Sasson: Once Gollar and I went to a business party together, and met a charming, beautiful couple, from a renowned family. The man worked with Youssef Khakshouri in the dried-fruit business, the woman was French, also from a very high class family. They were recently married and had no children yet. We became friends on that very night, and Golli and the woman spent a lot of time together, driving around and going to town.
Gollar: The woman would come to pick me up in her Porsche. I didn’t like the car trips, as I was nine months pregnant, but I loved the company.
One day they invited us for dinner at their place. We gladly accepted, but told them we don’t eat pork and seafood.
Sasson: That night Gollar and I arrived at their house, or should I say their regal castle: The living room was beautifully and romantically decorated, with lovely candles and pleasant lighting. When we sat down, the man sat next to Gollar and offered me the seat next to his wife. Their second suggestion was that we call each other by our ﬁrst names, which in Germany, indicates a close, intimate friendship. We gladly accepted this offer, too!

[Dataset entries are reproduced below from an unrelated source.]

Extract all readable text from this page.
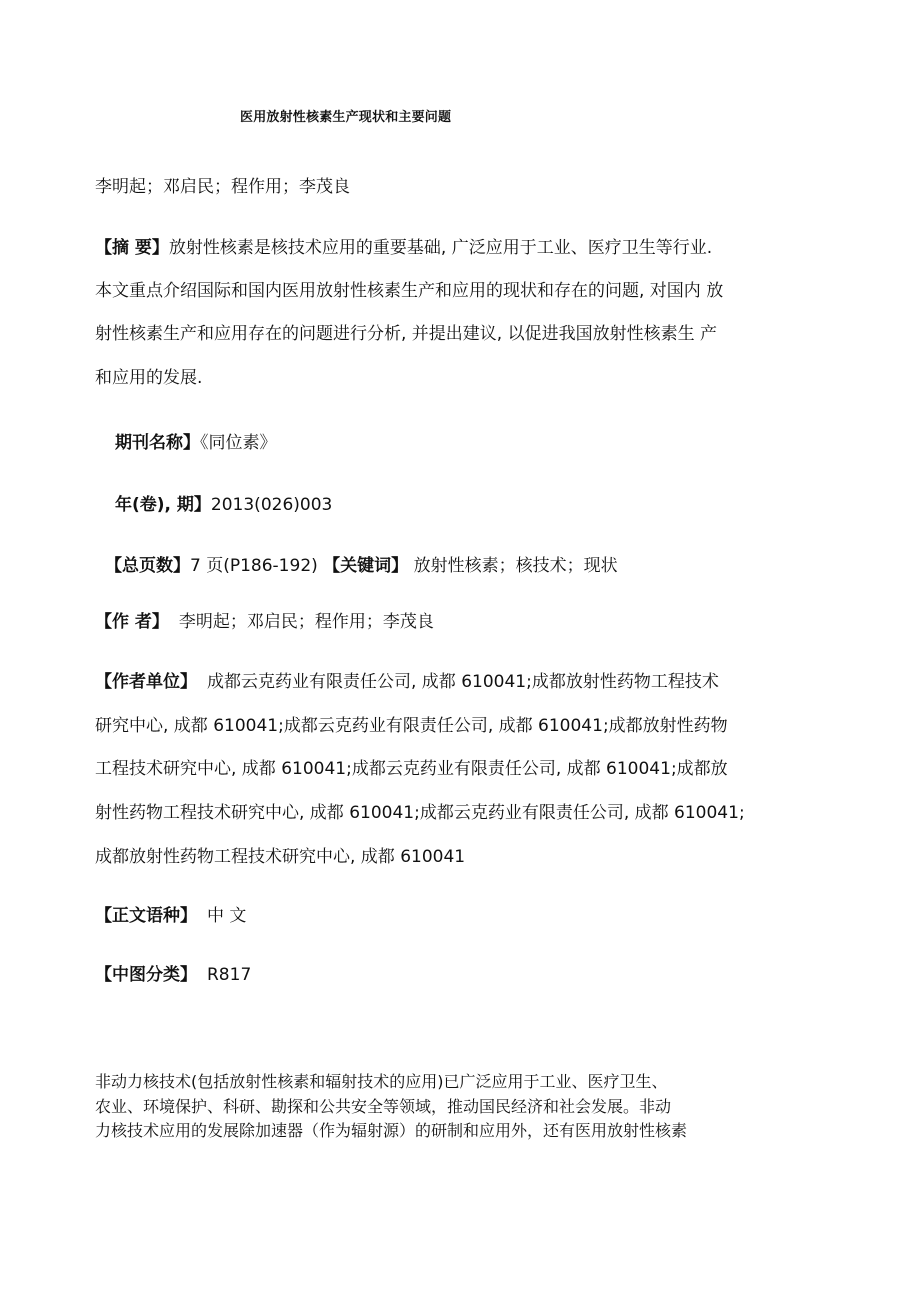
医用放射性核素生产现状和主要问题
李明起；邓启民；程作用；李茂良
【摘 要】放射性核素是核技术应用的重要基础, 广泛应用于工业、医疗卫生等行业.
本文重点介绍国际和国内医用放射性核素生产和应用的现状和存在的问题, 对国内 放
射性核素生产和应用存在的问题进行分析, 并提出建议, 以促进我国放射性核素生 产
和应用的发展.
期刊名称】《同位素》
年(卷), 期】2013(026)003
【总页数】7 页(P186-192) 【关键词】 放射性核素；核技术；现状
【作 者】 李明起；邓启民；程作用；李茂良
【作者单位】 成都云克药业有限责任公司, 成都 610041;成都放射性药物工程技术
研究中心, 成都 610041;成都云克药业有限责任公司, 成都 610041;成都放射性药物
工程技术研究中心, 成都 610041;成都云克药业有限责任公司, 成都 610041;成都放
射性药物工程技术研究中心, 成都 610041;成都云克药业有限责任公司, 成都 610041;
成都放射性药物工程技术研究中心, 成都 610041
【正文语种】 中 文
【中图分类】 R817
非动力核技术(包括放射性核素和辐射技术的应用)已广泛应用于工业、医疗卫生、
农业、环境保护、科研、勘探和公共安全等领域，推动国民经济和社会发展。非动
力核技术应用的发展除加速器（作为辐射源）的研制和应用外，还有医用放射性核素
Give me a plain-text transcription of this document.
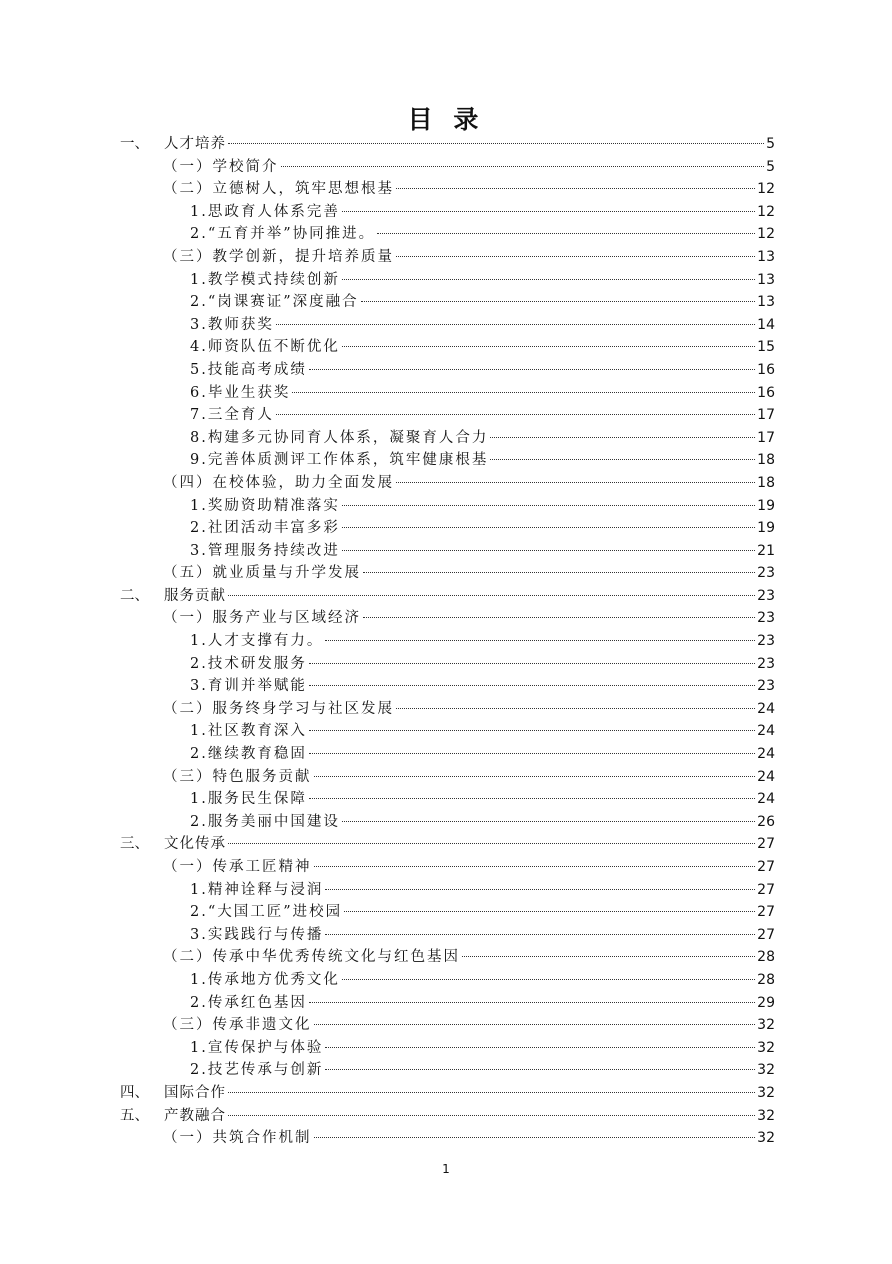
目 录
一、 人才培养	5
（一）学校简介	5
（二）立德树人，筑牢思想根基	12
1.思政育人体系完善	12
2.“五育并举”协同推进。	12
（三）教学创新，提升培养质量	13
1.教学模式持续创新	13
2.“岗课赛证”深度融合	13
3.教师获奖	14
4.师资队伍不断优化	15
5.技能高考成绩	16
6.毕业生获奖	16
7.三全育人	17
8.构建多元协同育人体系，凝聚育人合力	17
9.完善体质测评工作体系，筑牢健康根基	18
（四）在校体验，助力全面发展	18
1.奖励资助精准落实	19
2.社团活动丰富多彩	19
3.管理服务持续改进	21
（五）就业质量与升学发展	23
二、 服务贡献	23
（一）服务产业与区域经济	23
1.人才支撑有力。	23
2.技术研发服务	23
3.育训并举赋能	23
（二）服务终身学习与社区发展	24
1.社区教育深入	24
2.继续教育稳固	24
（三）特色服务贡献	24
1.服务民生保障	24
2.服务美丽中国建设	26
三、 文化传承	27
（一）传承工匠精神	27
1.精神诠释与浸润	27
2.“大国工匠”进校园	27
3.实践践行与传播	27
（二）传承中华优秀传统文化与红色基因	28
1.传承地方优秀文化	28
2.传承红色基因	29
（三）传承非遗文化	32
1.宣传保护与体验	32
2.技艺传承与创新	32
四、 国际合作	32
五、 产教融合	32
（一）共筑合作机制	32
1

Our next shock was when we saw the dinner table, which was truly set with utmost precision and elegance. The lady of the house said: As you asked, we did not prepare any pork. All the meats are kosher, but we fried them a little in pork fat, just to make them taste better! We found some excuse to avoid eating, and from that moment till the end of our visit, each second seemed like an hour to us, until we ﬁnally left.
After that, the connection was lost, partly due to our becoming parents while they had no children and partly because, as the Persian proverb goes — kabutar bā kabutar, bāz bā bāz: dove with dove, falcon with falcon. They were very nice, but we were too different.
Gollar: Years later, I met the lady in a piano concert in Hamburg, for which I ﬂew especially from Zürich. She was very nice and kind. We were very happy to see each other after so many years, and the incident of the non-kosher food was completely forgotten.